Friday, May 31, 2013

Be A Good Egg

The past few evenings have seen me taking quiet walks along the beaches of Cape May and, when you do this, it's not long before you realize two things: 1. there's a lot of great beach bird breeding habitat here and 2. there's not a lot of it protected. Of course we Humans want our places to hang out, but we have to remember the smaller guys around us too, who might not be too keen on sharing too close a space with something big enough to eat them! Though very little of Cape May's total beach area is actually protected, it pains me to see that some folks can't even cope with that and, on most walks, it really isn't long before you see someone 'exercising their rights' as I am sure they would like to call it. This can often be a relatively innocuous 'I'll walk where ever I please' mind set, right up to 'I'm going to ride my motorcycle where ever I like'. It's a shame that some people want the full nine yards all the time and really don't want to compromise.

Even so, our beach birds do have their fans and I am sure they are grateful for it. The work of a multitude of conservation organizations comes together during the summer months and staff do what they can to protect the birds and educate us all on what is going on and how best we can learn to live along side our fellow sentient beings.
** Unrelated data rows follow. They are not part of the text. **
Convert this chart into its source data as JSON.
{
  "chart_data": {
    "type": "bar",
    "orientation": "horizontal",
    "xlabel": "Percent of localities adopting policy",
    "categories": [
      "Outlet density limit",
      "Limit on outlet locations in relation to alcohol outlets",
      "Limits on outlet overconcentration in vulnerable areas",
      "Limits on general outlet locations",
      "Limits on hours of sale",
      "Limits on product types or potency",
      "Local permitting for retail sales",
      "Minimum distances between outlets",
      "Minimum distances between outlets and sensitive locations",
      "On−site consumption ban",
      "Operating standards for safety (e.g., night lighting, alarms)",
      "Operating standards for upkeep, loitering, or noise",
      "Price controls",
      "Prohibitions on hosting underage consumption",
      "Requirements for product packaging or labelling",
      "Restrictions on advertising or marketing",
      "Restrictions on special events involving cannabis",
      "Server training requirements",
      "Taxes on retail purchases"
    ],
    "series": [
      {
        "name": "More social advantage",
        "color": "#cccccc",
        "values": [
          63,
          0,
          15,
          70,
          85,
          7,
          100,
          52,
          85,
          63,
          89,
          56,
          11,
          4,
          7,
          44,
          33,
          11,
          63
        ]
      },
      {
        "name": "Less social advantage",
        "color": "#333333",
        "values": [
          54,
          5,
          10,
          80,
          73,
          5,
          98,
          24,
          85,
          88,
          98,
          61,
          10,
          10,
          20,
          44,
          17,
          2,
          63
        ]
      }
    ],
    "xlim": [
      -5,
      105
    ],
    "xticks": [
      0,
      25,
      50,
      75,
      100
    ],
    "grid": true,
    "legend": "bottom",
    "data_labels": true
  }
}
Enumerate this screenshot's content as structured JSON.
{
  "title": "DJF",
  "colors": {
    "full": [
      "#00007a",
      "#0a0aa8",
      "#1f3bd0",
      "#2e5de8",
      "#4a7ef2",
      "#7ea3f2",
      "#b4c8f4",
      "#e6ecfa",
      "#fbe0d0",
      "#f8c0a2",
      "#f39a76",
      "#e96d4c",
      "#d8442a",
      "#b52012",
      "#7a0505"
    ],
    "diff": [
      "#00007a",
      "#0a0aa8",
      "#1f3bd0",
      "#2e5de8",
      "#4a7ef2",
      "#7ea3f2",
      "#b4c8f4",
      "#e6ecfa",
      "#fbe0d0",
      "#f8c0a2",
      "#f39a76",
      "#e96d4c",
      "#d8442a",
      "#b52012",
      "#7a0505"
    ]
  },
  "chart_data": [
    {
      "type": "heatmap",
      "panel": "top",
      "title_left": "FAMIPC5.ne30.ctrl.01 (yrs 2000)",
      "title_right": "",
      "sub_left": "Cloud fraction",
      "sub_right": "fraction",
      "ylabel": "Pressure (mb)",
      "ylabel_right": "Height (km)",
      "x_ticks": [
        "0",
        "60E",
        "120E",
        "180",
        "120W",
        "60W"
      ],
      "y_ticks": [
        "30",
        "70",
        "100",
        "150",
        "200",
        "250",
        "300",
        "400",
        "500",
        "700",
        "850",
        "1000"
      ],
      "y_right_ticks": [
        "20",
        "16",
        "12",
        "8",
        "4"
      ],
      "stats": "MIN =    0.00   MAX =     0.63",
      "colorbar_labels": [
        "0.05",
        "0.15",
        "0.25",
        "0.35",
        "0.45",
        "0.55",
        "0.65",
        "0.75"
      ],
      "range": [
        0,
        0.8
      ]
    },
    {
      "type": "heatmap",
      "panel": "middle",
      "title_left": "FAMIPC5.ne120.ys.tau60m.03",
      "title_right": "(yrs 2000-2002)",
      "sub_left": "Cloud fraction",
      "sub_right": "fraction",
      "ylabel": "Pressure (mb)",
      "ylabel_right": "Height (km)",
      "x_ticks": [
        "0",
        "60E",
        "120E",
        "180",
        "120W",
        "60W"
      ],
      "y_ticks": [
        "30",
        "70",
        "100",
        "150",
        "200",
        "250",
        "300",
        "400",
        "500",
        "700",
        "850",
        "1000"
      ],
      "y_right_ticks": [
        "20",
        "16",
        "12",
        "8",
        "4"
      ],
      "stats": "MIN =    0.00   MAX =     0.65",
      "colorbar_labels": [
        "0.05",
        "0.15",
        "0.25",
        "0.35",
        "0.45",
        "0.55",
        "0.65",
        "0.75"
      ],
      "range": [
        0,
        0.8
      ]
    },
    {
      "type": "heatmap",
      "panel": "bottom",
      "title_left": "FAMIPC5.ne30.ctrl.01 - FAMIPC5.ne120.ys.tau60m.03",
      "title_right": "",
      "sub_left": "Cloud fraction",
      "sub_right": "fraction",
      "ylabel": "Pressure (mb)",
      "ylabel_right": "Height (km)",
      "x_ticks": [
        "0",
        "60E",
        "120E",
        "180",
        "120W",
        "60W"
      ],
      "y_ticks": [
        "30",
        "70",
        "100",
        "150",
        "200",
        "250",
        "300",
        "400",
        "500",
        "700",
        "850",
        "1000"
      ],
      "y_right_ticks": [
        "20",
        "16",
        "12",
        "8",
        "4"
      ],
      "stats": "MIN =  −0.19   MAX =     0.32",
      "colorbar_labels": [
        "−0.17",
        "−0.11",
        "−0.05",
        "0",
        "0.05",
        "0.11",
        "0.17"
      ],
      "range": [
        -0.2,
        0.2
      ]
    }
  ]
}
A great step forward was made this year in bringing the beach bird message to the general public and we do hope that you are all signing up to it - and encouraging others to do the same. It's free (yes, really, no catches!!) and it just asks you to take a pledge, which means that you have read the rules and understand what New Jersey and New York are trying to do in a joint venture to help their beach birds. Just one click will take you to the Be A Good Egg campaign page and you can do your bit for our beach birds. Here's a few photos to get you in the mood...

Least Terns go through a very noisy and elaborate courtship when they first arrive back on our beaches in May. This female is already sitting on eggs and her mate kept bringing in a fish but would not let her take it. In the end it seemed to me that the rather inept father had not worked out that the eggs haven't hatched yet!! [Photo by Mike Crewe]

Most beach nesting birds have evolved eggs that blend so well with their sandy surroundings. Look carefully and you might spot a single egg, just showing from within the nest depression beneath this bird. Beach nesters use little or no nest material as it would simply help to give away the location of the egg [photo by Mike Crewe].

American Oystercatchers are widespread breeders but nevertheless can suffer locally from disturbance. Unlike most shorebird chicks, young oystercatchers receive a lot of close care and attention from their parents when they are small [photo by Beth Polvino].

Black Skimmers usually seem rather oddball, ungainly birds, but they can look much more graceful when performing their protracted courtship rituals [photo by Mike Crewe].

Black Skimmers rarely nest south of the Cape May Canal but, with much nest-scraping and bowing going on, maybe we'll get a few pairs breeding with us this year [photo by Mike Crewe].

Go enjoy the beach, but please remember that it's just a place for us to play - but a life or death place for wildlife. Be a good egg and share the beach (have you done that pledge yet?!).